Dans leur affrontement, les deux partis ont utilisé tous les moyens dont ils disposaient, sans aucun souci de la population. Les troupes de Hemetti, composées de miliciens issus des tribus arabes, se sont livrées à des opérations d’épuration ethnique contre les populations noires du Darfour. L’armée régulière, dont la principale force consiste dans l’aviation et l’artillerie, a bombardé sans aucune retenue villes et villages. Aujourd’hui, alors que Hemetti semble prendre le dessus, la guerre redouble d’intensité pour conquérir le plus de territoire possible en vue d’éventuelles négociations.

Dans ce conflit entre chefs militaires, les forces civiles, ou du moins ceux qui prétendent les représenter, essaient de se faire une place, et réclament de prendre part à ces négociations. Le 2 janvier, la coalition des partis politiques soudanais, dite Takadum, a signé avec Hemetti une déclaration prévoyant « d’établir un État soudanais démocratique, unifié et fédéral ». Abdallah Hamdok, qui conduisait la délégation de Takadum, n’a cessé de prôner le compromis avec les militaires, comme si l’on pouvait faire confiance à ces bourreaux patentés. Premier ministre d’un gouvernement de coalition avec ceux-ci après le renversement d’Omar el-Béchir, il fut jeté en prison lorsque les militaires jugèrent que la comédie avait assez duré, puis libéré et remis à sa place pour tenter de calmer la contestation qui continuait, avant de devoir démissionner devant l’impopularité qu’il suscitait. Si lui-même sauva toujours sa peau, et même sa position à la tête de la coalition des partis, les manifestations qui ont accompagné ces volte-face ont été durement réprimées, avant même que ces militaires ne montrent pleinement de quoi ils sont capables en déclenchant le confit actuel.

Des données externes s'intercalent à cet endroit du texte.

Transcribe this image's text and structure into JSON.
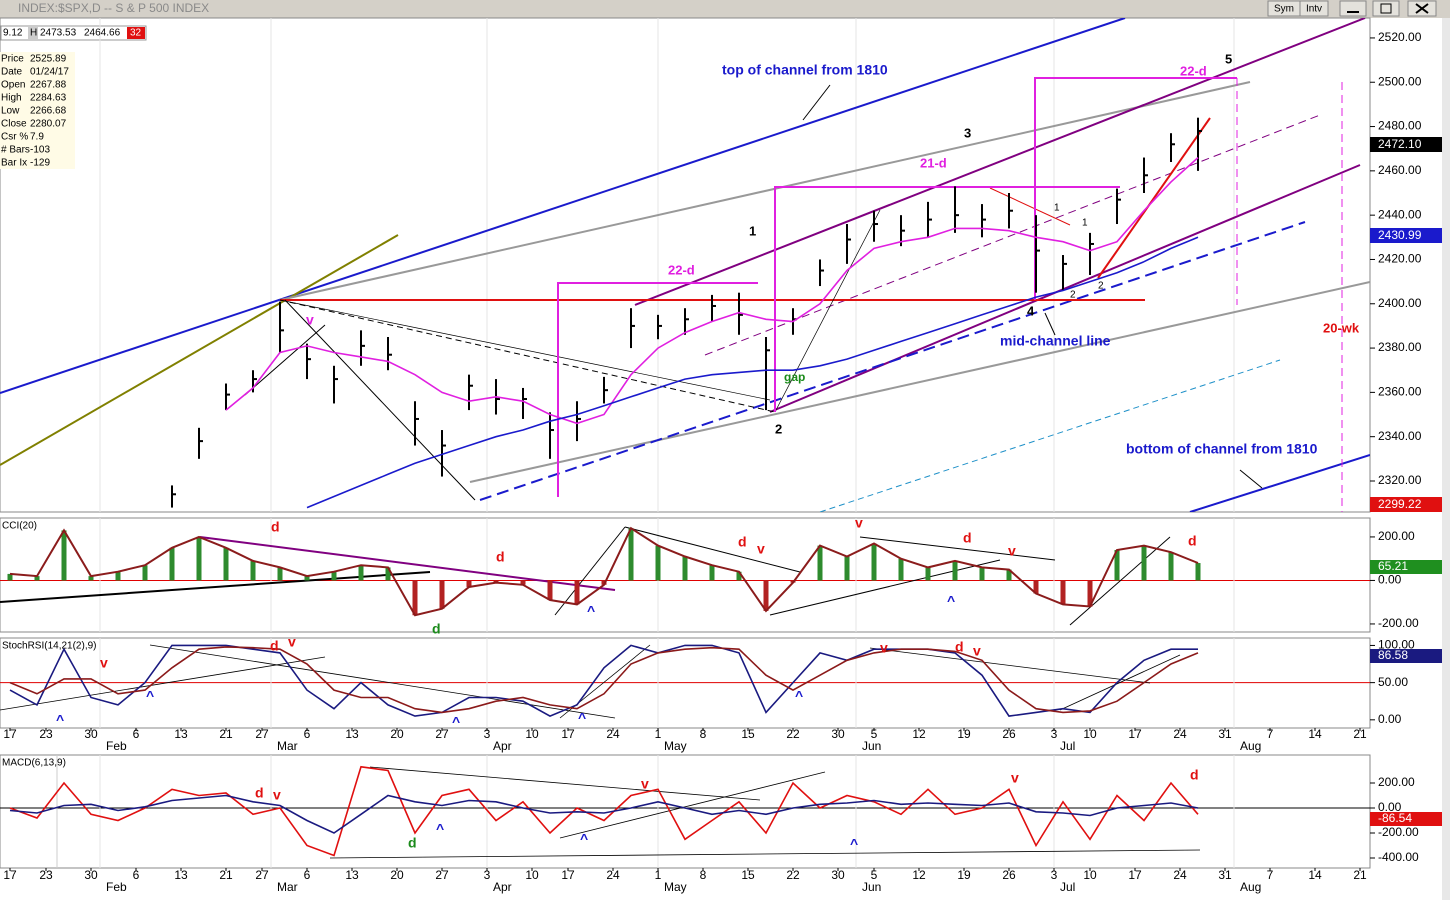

Aujourd’hui, Hemetti a besoin d’Hamdok pour apparaître comme un faiseur de paix aux yeux des chefs d’État des pays africains dont il vient de faire la tournée et aux yeux des grandes puissances. Ce dernier répond à nouveau présent, mais rien ne dit que ceux qui s’opposent sur le terrain aux militaires acceptent de se prêter à ce jeu de dupes, et en particulier les membres des comités de résistance populaires. Ceux-ci avaient animé dans les quartiers la lutte contre le pouvoir militaire, puis au début de la guerre ils avaient organisé comme ils pouvaient la survie de la population dans Khartoum bombardé. Si certains de leurs représentants étaient présents dans la délégation de Takadum, ils faisaient remarquer que l’accord signé avec Hemetti rencontrerait de fortes résistances sur le terrain. Le Parti communiste soudanais a pour sa part critiqué publiquement la déclaration, affirmant que l’accord aurait dû se limiter à un arrêt d’urgence de la guerre et au soutien humanitaire des populations, sans s’engager sur un accord politique avec Hemetti.

On ne sait quelle est la réalité des comités de résistance et l’état d’esprit de leurs membres, dans le chaos qu’est aujourd’hui le Soudan. Reste que la population ne peut faire confiance à aucune des cliques militaires, même se présentant comme une blanche colombe. Et elle ne pourra non plus faire aucune confiance à un « gouvernement civil » dont les membres probables se sont déjà faits les complices des bourreaux galonnés.